ECHN PNST are rare benign tumors that commonly arise at the head and neck region. Although most patients with ECHN PNST are asymptomatic, rapid growth or neurologic deficits require definitive treatment in order to avoid further compression and subsequent ischemia of adjacent nerve fibers. Preoperative diagnostic imaging studies are essential for planning the optimal surgical approach and for determining the extent of surgical resection. There are two main approaches: complete tumor excision (en bloc resection) and intracapsular resection [3], and the risks and benefits of each need to be weighed according to the individual case [6]. In general, complete resection may ensure lower recurrence rates but it usually results in neural compromise, while intracapsular resection is a nerve-sparing technique but it bears the risk of residual or recurrent disease.
We assessed the functional outcomes of patients who underwent excision of ECHN PNST. Most of the patients in our cohort who underwent surgical resection of a cervical or parapharyngeal PNST (Table 2) were operated by means of a nerve-preserving technique. Intracapsular resection was guided by neural monitoring and an operating microscope for microdissection and preservation of functional nerve fibers. Outcomes were dependent upon several variables, including the location and size of the lesion and the ability to apply nerve stimulation during intraoperative monitoring.
Preservation of nerve function is challenging when the sympathetic chain is involved [7]. Both of the patients with sympathetic chain schwannomas in our cohort displayed ptosis and miosis after surgery. When the brachial plexus is the nerve of origin, preoperative neurologic deficit or neuropathic pain portends poorer functional outcomes, even with the use of intraoperative neural monitoring, however due to its functional significance, the intracapsular approach shall be the treatment of choice. We observed that excisions of cervical PNST originating from other nerves, less commonly resulted in postoperative neurologic deficits when applying the intracapsular resection technique. In our experience, the use of an intraoperative microscope and electrophysiologic monitoring resulted in nerve function preservation in nine out of 15 cases (60%). The nerve-preserving approach resulted in good functional outcomes without significant neural compromise compared to en bloc resections that unavoidably compromise nerve function by complete nerve transection. Notebly, even outside the cervical and brachial plexuses, nerve function preservation with intracapsular resection was successful in 5 out of 9 cases corresponding to 55%.
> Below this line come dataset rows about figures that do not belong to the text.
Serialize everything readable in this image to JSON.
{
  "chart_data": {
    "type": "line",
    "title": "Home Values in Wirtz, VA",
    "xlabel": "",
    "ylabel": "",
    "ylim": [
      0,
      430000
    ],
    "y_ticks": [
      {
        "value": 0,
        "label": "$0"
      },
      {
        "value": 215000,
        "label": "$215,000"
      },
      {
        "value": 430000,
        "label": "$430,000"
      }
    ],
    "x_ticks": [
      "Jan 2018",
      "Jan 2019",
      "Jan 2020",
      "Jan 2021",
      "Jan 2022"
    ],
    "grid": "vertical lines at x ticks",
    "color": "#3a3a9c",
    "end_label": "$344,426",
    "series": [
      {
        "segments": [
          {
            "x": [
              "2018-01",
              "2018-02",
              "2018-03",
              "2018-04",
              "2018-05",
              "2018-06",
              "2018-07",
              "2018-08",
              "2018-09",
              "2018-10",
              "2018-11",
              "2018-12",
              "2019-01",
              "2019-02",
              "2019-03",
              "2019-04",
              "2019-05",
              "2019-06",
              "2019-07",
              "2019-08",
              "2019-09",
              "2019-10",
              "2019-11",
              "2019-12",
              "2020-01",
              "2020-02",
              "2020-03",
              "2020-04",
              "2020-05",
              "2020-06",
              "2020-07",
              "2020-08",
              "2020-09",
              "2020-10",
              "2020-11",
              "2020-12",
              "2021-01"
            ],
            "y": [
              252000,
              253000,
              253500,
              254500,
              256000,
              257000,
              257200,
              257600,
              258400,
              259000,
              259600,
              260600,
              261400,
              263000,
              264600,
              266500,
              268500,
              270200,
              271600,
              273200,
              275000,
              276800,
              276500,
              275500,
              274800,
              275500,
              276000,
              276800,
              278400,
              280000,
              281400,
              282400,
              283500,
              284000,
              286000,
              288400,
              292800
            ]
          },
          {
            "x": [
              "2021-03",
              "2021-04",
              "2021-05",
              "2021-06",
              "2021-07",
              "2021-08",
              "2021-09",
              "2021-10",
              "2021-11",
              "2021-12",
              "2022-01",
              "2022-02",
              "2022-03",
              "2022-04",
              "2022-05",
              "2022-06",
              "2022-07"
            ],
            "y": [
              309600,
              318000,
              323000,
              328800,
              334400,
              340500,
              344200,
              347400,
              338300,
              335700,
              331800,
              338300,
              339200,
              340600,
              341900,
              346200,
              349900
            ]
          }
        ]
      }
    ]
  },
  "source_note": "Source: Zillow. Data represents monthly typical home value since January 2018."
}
Patients with a solitary ECHN PNST should be considered as being at low risk of malignancy, although reports on recurrence rates are limited [7, 9]. No recurrences were documented among the patients in our cohort, while residual tumor was observed in one patient who underwent intracapsular resection.
We acknowledge the limitations of our study. This is a limited-number retrospective cohort of patients, underpowered to draw any statistically significant conclusions. Only minority of patients adhered to surveillance paradigm following the first year after surgery, noted by the median 1 year of follow up. This greatly limits recurrence rate determination. Still, this is one of the largest cohorts reporting the results of intracapsular microdissection of PNST in the head and neck region. Our data provide useful information for counseling patients considering definitive surgical resection for ECHN PNST about the potential function sparing. Longer follow-up studies are warranted, with timely imaging studies looking at the recurrence rates after surgical resection.
In conclusion, considering the benign nature of ECHN PNST, expectant observation may be suitable for asymptomatic patients. However, when surgery is required, intracapsular resection and intraoperative nerve monitoring may reduce complications and preserve functionality, especially when neuronal function has not been compromised by the tumor.